2.2. Construction and operation of MFC

The MFC was assembled by two identical cubic chambers with an effective volume of 70 mL as described previously.¹⁶ In order to keep the pH difference intact, a bipolar membrane (38.5 cm², Beijing Yanrun, China) was applied to separate the anode and cathode chambers.^13,18 The anode electrode was a graphite felt (25 cm², Hunan Jiuhua, China), and the cathode electrode was a bare or modified carbon cloth. The stable bioanode was acclimatized in advance by inoculating anaerobic digester sludge.¹⁹ The anolyte was artificial wastewater containing a buffering solution (1 g L⁻¹ glucose and 50 mM phosphate, pH 7.0).¹⁶ The catholyte, unless specified, was 50 mM phosphate buffer solution (PBS) containing 100 mg L⁻¹ Cr(VI) (K₂Cr₂O₇ solution) at pH 2.5. The MFCs were operated in a batch-fed mode (25 ± 0.5 °C) with an external resistance of 1000 Ω, unless specified. In order to ensure reproducibility, all MFC reactors were conducted in triplicate.

2.3. Effects of co-existing Cu(II) in catholyte

The effects of co-existing Cu(II) on Cr(VI) removal were studied through adding 400 mg L⁻¹ Cu(II) (CuSO₄·5H₂O solution) into the MFC catholyte mentioned above. In this case, the MFCs with the bare and BioAu/MWCNT electrode in the presence of Cu(II) were dubbed the “Bare-CrCu” and “BioAu/MWCNT-CrCu” MFC, respectively. Meanwhile, the MFCs for removing sole Cr(VI) (100 mg L⁻¹) and sole Cu(II) (400 mg L⁻¹) were carried out to serve as the corresponding control groups. Hence, the MFCs with two different electrodes for sole Cr(VI) and sole Cu(II) removal were denoted as the “Bare-Cr”, “BioAu/MWCNT-Cr”, “Bare-Cu” and “BioAu/MWCNT-Cu” MFC. In this section, all experimental MFCs were connected to an external resistance of 10 Ω. The Cr(VI)/Cu(II) concentration ratio (1 : 4) and external resistance (10 Ω) were chosen based on the optimization experimental results shown in ESI (Fig. S2 and S3†).

2.4. Analytical methods

The voltage, power density, and internal resistance of MFCs were obtained according to the methods described in our previous work.¹⁹ Cyclic voltammetry (CV) and electrochemical impedance spectroscopy (EIS) were used to evaluate the electrochemical characteristics of the electrodes.

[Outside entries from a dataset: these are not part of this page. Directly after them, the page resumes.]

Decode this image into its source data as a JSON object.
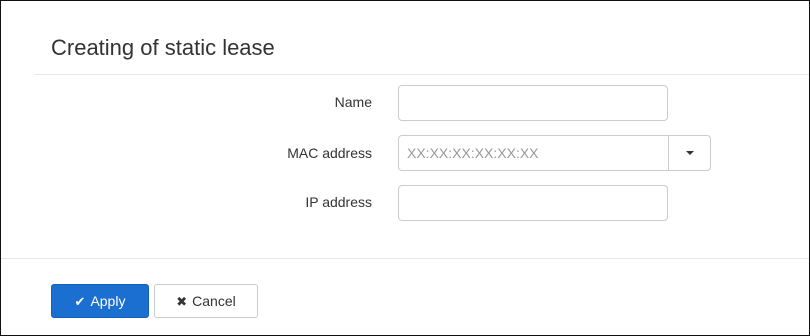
{
  "panel": {
    "title": "Creating of static lease"
  },
  "form": {
    "name": {
      "label": "Name",
      "value": "",
      "placeholder": ""
    },
    "mac": {
      "label": "MAC address",
      "value": "",
      "placeholder": "XX:XX:XX:XX:XX:XX"
    },
    "ip": {
      "label": "IP address",
      "value": "",
      "placeholder": ""
    }
  },
  "buttons": {
    "apply": {
      "label": "Apply",
      "icon": "check-icon",
      "color": "#1a6fd0"
    },
    "cancel": {
      "label": "Cancel",
      "icon": "close-icon"
    }
  },
  "icons": {
    "check": "✔",
    "close": "✖"
  }
}
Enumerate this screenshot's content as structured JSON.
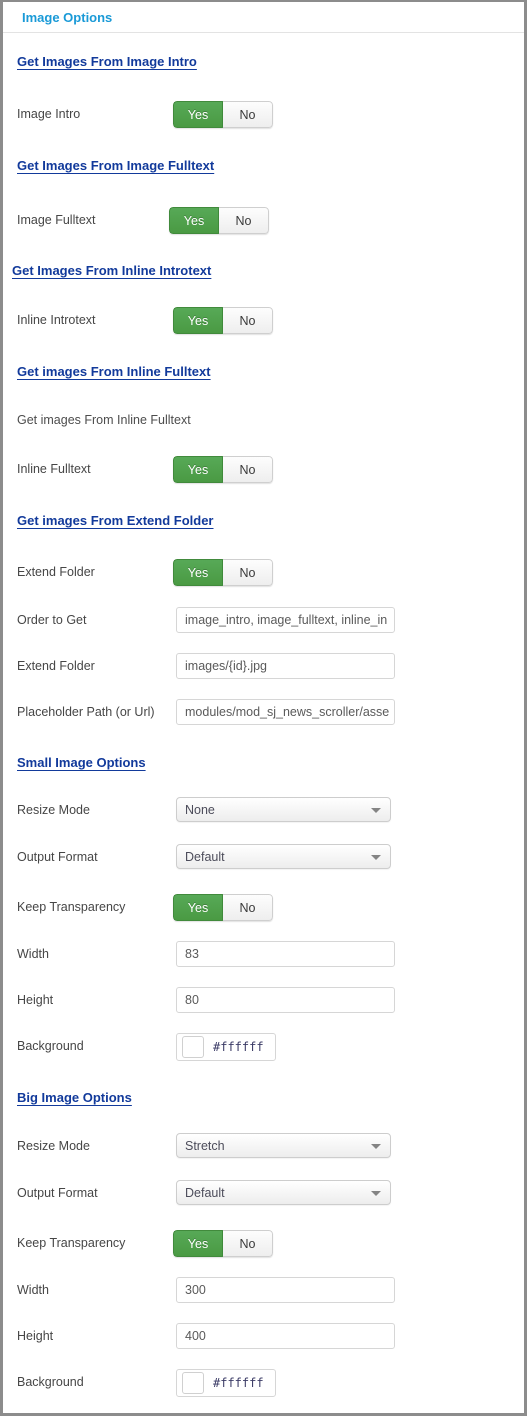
{
  "panel": {
    "title": "Image Options"
  },
  "toggle": {
    "yes": "Yes",
    "no": "No"
  },
  "sections": [
    {
      "key": "image_intro",
      "heading": "Get Images From Image Intro",
      "rows": [
        {
          "label": "Image Intro",
          "type": "toggle",
          "value": "Yes"
        }
      ]
    },
    {
      "key": "image_fulltext",
      "heading": "Get Images From Image Fulltext",
      "rows": [
        {
          "label": "Image Fulltext",
          "type": "toggle",
          "value": "Yes"
        }
      ]
    },
    {
      "key": "inline_introtext",
      "heading": "Get Images From Inline Introtext",
      "rows": [
        {
          "label": "Inline Introtext",
          "type": "toggle",
          "value": "Yes"
        }
      ]
    },
    {
      "key": "inline_fulltext",
      "heading": "Get images From Inline Fulltext",
      "description": "Get images From Inline Fulltext",
      "rows": [
        {
          "label": "Inline Fulltext",
          "type": "toggle",
          "value": "Yes"
        }
      ]
    },
    {
      "key": "extend_folder",
      "heading": "Get images From Extend Folder",
      "rows": [
        {
          "label": "Extend Folder",
          "type": "toggle",
          "value": "Yes"
        },
        {
          "label": "Order to Get",
          "type": "text",
          "value": "image_intro, image_fulltext, inline_in"
        },
        {
          "label": "Extend Folder",
          "type": "text",
          "value": "images/{id}.jpg"
        },
        {
          "label": "Placeholder Path (or Url)",
          "type": "text",
          "value": "modules/mod_sj_news_scroller/asse"
        }
      ]
    },
    {
      "key": "small_image",
      "heading": "Small Image Options",
      "rows": [
        {
          "label": "Resize Mode",
          "type": "select",
          "value": "None"
        },
        {
          "label": "Output Format",
          "type": "select",
          "value": "Default"
        },
        {
          "label": "Keep Transparency",
          "type": "toggle",
          "value": "Yes"
        },
        {
          "label": "Width",
          "type": "text",
          "value": "83"
        },
        {
          "label": "Height",
          "type": "text",
          "value": "80"
        },
        {
          "label": "Background",
          "type": "color",
          "value": "#ffffff"
        }
      ]
    },
    {
      "key": "big_image",
      "heading": "Big Image Options",
      "rows": [
        {
          "label": "Resize Mode",
          "type": "select",
          "value": "Stretch"
        },
        {
          "label": "Output Format",
          "type": "select",
          "value": "Default"
        },
        {
          "label": "Keep Transparency",
          "type": "toggle",
          "value": "Yes"
        },
        {
          "label": "Width",
          "type": "text",
          "value": "300"
        },
        {
          "label": "Height",
          "type": "text",
          "value": "400"
        },
        {
          "label": "Background",
          "type": "color",
          "value": "#ffffff"
        }
      ]
    }
  ]
}
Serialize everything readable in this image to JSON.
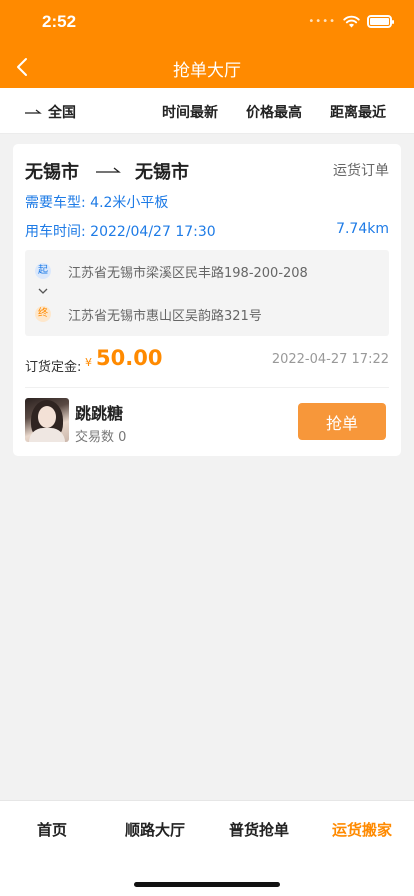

CV was tested in a three-electrode system (reference electrode: Ag/AgCl electrode, working electrode: tested electrode, counter electrode: Pt electrode) as previously described.¹⁶ The electrolyte for CV test was 10 mM PBS (pH = 7). EIS analysis was performed with the same three-electrode system (frequency range: 100 kHz to 5 mHz, potential amplitude: 10 mV) in the electrolyte consisting of 5 mM K₃Fe(CN)₆ and 0.2 M KCl (pH = 7).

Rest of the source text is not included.